The news reminded me of a nice Atlanta couple on tour the other day. They were well dressed, around 70 and, apparently, happily married. As often happens on tours we got into conversations I never anticipated.
They had been in Atlanta for over a quarter of a century working and raising their family. Today the kids are grown and far-flung and they find themselves without a support network.
I mentioned it is hard when working and raising kids to meet others unless you are active in a church and they weren’t so they’ve no ties keeping them to Atlanta. They considered returning to their hometowns but have been gone so long now they don’t know folks there anymore either.
It reminded me of my sister-in-law that retired for a week. That was all it took for her to realize she had no interests outside her children so had no friends despite a lifetime in the same town. A week was all it took to get her to go back to her old job.
I’ve a 95 year Swiss pal that moved here to San Miguel de Allende permanently following a stroke feeling folks from the Unitarian church and Rotary would keep him mentally engaged with visits. It was sad for me to watch him realize that unless you are making sizable donations, foreigner run organizations don’t have much interest in you.
An 85 year old pal met me for lunch after the Atlanta couple’s tour to bounce the idea of hiring a companion off me. She misses having someone to have a cocktail or dinner with, or simply ask daily how one is.
I get the appeal, but like with my Swiss pal’s support staff, having someone in the home means opening yourself up to the potential of theft which is a drag to say the least.
Then I ran into a pal who often hosted parties for the senior foreigner contingent. It is a decade later now and most of those folks are seriously ill as they teeter farther into their 80s and no longer leave their homes.
Or, like my sister, Kitty, now find themselves in an old folks’ home which is never a joy. Sure it is nice to no longer cook or clean, but spending every meal with folks that don’t know where or who they are is wearing.
It is different for Mexicans as they tend to live with family forever. If not, there is always church groups as being Catholic here is a lifestyle, not simply a religion. Plus, unlike up North, there is little switching around to other religions when a pastor or situation disagrees with you. Consequently it is common to know folks of various ages your entire life just from participating in processions and religious events.
It’s not like me to write about an issue without presenting a solution but I don’t really have one for growing old and lonely at the same time. I’m lucky, as a writer, to have a rich internal life so I’m quite comfy in my own company as I am with my family’s or buddies.
That and since childhood I’ve had an obsession with maintaining contact with folks I genuinely like so that helps. Plus I enjoy social media having eventually mastered the art of staying off certain sites and focusing on ones that provide joy and pleasant diversions. However, I understand social media isn’t for everyone.

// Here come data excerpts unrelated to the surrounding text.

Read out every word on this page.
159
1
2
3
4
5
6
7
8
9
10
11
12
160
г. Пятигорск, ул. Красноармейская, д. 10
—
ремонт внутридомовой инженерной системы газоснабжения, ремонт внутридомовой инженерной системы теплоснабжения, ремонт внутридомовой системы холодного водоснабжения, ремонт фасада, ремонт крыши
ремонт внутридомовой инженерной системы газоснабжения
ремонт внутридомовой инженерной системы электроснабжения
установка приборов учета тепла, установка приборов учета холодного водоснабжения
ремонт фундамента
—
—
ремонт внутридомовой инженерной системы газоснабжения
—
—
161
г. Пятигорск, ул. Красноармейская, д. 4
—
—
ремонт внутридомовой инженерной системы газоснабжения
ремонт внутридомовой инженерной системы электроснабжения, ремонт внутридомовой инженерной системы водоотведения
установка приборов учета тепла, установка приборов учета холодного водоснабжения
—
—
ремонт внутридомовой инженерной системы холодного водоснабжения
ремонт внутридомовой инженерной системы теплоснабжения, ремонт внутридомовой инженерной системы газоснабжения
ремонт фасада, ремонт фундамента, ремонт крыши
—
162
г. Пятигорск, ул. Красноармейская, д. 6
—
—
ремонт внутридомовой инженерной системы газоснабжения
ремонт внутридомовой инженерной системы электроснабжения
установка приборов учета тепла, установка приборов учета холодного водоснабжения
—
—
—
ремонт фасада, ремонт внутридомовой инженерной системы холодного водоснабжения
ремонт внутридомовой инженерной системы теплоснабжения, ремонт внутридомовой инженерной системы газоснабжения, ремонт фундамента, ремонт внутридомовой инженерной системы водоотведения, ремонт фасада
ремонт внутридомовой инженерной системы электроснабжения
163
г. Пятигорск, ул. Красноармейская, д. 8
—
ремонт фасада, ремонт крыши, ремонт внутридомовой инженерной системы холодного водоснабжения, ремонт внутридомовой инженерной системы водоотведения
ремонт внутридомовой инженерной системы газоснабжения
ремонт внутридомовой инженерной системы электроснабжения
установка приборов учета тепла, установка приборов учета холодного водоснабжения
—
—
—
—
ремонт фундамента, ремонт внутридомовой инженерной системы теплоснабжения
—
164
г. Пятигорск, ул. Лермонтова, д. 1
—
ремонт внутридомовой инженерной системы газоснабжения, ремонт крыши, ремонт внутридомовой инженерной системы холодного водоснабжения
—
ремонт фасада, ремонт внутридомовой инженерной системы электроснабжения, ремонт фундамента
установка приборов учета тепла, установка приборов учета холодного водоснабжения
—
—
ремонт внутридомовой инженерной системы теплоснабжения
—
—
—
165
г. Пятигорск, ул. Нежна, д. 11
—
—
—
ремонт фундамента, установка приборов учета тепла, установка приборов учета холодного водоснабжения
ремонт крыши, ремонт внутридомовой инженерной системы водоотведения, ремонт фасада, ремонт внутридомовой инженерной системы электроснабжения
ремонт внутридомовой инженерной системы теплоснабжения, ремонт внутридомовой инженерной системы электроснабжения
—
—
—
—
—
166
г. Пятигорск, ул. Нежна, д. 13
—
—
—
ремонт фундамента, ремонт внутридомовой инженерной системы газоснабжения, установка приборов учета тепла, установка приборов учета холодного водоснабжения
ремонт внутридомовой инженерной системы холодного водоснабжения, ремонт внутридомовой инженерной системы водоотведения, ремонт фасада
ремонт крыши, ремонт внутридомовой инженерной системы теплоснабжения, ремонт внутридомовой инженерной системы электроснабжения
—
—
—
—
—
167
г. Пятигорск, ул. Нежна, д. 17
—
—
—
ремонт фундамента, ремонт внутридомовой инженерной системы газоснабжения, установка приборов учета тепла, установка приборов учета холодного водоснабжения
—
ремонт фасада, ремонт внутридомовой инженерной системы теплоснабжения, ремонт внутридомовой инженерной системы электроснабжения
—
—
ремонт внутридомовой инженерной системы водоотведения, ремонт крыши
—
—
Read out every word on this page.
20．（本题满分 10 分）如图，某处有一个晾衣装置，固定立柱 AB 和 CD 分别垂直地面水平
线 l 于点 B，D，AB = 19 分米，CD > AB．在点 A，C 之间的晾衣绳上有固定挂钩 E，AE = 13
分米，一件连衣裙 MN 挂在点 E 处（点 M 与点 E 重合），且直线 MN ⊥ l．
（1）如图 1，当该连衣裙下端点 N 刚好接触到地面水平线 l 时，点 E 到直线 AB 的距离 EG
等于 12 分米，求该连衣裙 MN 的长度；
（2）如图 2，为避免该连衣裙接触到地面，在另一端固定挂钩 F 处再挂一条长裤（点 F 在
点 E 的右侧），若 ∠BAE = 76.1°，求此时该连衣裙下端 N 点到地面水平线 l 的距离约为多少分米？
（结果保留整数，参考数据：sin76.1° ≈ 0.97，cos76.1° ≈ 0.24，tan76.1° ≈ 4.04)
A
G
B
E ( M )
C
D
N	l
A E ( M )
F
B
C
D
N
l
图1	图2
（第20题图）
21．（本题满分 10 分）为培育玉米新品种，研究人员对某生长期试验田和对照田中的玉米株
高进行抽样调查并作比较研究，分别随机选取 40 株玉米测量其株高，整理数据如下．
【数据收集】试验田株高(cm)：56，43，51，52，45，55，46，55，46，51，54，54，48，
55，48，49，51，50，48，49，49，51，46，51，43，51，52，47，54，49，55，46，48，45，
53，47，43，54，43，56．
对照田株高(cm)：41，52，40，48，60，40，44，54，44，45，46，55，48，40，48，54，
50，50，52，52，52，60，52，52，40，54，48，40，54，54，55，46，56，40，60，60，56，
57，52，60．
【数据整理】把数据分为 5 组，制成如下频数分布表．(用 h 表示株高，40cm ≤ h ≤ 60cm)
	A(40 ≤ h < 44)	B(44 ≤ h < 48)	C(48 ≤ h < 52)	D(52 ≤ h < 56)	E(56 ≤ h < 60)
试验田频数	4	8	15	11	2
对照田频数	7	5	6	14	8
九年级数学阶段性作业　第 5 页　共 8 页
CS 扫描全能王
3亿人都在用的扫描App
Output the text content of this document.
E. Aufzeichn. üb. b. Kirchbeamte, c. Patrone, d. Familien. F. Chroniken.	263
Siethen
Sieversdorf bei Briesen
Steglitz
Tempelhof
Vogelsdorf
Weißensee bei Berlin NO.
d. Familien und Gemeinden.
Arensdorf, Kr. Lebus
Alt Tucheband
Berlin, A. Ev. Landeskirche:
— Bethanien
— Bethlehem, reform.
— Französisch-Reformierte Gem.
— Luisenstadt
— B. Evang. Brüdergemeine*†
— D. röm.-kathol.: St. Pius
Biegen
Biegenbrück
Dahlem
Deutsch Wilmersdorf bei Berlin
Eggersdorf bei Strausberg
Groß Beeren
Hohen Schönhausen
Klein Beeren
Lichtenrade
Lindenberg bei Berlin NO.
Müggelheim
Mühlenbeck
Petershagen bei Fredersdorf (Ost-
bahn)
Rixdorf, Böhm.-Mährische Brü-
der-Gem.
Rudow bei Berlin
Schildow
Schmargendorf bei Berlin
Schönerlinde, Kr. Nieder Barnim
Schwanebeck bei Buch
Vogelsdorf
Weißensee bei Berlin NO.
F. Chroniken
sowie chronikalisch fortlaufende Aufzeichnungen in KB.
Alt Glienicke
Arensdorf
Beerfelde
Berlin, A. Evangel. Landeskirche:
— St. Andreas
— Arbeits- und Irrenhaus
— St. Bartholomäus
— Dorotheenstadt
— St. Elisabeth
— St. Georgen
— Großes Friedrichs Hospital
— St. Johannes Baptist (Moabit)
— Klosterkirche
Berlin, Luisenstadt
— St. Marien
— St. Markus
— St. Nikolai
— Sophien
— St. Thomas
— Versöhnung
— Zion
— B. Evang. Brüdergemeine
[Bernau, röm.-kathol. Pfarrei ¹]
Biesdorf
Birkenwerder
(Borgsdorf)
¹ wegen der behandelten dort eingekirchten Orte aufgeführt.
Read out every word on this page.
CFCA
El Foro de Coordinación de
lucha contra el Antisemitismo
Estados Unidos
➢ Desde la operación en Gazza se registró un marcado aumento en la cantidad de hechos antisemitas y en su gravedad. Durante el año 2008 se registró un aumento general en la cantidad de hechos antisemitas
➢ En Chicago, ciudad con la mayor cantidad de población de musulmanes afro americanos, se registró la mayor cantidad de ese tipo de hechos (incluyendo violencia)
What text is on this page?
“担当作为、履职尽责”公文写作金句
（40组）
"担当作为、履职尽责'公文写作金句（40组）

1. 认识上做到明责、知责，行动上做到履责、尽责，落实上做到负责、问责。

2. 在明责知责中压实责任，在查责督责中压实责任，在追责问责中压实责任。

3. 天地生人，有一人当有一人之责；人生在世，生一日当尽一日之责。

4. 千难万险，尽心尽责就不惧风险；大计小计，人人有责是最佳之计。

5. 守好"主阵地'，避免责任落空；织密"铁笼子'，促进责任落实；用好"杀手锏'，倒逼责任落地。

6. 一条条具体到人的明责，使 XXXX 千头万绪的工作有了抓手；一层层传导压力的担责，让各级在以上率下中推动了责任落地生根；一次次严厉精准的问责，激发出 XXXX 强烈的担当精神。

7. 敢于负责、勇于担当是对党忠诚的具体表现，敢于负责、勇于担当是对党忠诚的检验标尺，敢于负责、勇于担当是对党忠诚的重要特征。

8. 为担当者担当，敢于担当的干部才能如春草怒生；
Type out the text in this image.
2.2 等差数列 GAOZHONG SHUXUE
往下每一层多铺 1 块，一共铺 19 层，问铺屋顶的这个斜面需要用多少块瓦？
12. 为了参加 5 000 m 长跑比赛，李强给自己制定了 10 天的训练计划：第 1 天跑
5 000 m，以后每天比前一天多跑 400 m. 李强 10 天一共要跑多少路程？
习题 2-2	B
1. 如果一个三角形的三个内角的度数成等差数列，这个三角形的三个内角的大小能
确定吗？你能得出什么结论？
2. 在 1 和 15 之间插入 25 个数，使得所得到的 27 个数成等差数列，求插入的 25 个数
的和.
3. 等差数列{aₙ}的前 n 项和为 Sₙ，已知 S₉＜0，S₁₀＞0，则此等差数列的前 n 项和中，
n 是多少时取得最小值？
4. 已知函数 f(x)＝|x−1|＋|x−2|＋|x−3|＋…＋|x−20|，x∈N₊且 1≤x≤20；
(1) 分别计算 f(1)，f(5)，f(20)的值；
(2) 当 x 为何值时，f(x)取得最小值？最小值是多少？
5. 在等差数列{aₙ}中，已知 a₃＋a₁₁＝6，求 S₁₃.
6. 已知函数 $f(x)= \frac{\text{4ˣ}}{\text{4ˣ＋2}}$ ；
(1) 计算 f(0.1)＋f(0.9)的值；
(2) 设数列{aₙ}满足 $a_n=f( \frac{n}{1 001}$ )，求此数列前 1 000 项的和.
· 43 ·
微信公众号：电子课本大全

I just finished watching a video on The Villages, the largest over 55 city in the world. With over 300 clubs, countless pools and golf courses plus with weekend concerts you can be very active in The Villages.
So active, doctors have named an STD strain that originated there among frisky seniors.
Perhaps life in a 55 plus town a good solution to the Senior Blues but, for me, I need folks of all ages around me and would wilt if only interacting with others of my age and interests all the time.